I love the way you handled the Rottweiler.  But you really ought to go down the formal route of a DRN so that none of these debts ever come back to haunt you when good times come back.  How about phoning Mabs and contacting the ISI?

And don't make any offers to anybody, looks to me like you need pay nobody anything unlessthere is something you have omitted to tell us.  And the absolute worst thing to do is take money from your mother.

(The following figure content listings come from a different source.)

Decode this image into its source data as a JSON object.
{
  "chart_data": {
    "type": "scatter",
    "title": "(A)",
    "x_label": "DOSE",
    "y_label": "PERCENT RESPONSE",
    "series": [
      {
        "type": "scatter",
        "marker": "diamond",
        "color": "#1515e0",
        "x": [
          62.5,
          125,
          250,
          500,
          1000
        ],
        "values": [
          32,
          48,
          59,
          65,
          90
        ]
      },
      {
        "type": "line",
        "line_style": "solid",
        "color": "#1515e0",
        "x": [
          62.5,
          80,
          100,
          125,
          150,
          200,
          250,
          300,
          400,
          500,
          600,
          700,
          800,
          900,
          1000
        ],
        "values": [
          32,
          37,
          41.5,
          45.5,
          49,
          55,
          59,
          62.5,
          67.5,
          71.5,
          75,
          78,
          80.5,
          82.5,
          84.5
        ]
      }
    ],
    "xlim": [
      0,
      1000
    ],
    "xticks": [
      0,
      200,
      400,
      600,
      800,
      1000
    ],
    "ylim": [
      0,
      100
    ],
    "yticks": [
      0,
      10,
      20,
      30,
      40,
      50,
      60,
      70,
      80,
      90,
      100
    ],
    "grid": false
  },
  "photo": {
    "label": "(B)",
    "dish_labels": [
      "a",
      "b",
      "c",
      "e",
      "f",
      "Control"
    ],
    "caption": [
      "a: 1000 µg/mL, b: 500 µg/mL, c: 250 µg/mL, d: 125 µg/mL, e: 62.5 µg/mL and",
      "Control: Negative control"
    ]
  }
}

I've had a very cursory look at the ISI new (Sept) booklet on the procedure and you need to get your skates on, *no fee for the AI and ISI is waiving it's fee until the end of this year* (Warning to all people looking at this. ).  In particular it looks exactly the right thing for the debts you have (credit card and overdraft)


----------



## Bronte (14 Oct 2015)

[broken link removed]

*What is a DRN?*
The Act makes provision for the issue of a Debt Relief Notice (DRN) in certain circumstances. Its purpose is to give relief from debt to people who are in debt and have little or no disposable income or assets which they could use to repay what they owe.

The qualifying debts they owe cannot exceed €35,000.

The DRN process enables eligible insolvent debtors to write off their debts where they can prove they are not in a position to repay them and it is unlikely their financial situation will improve in the next 3 years.


----------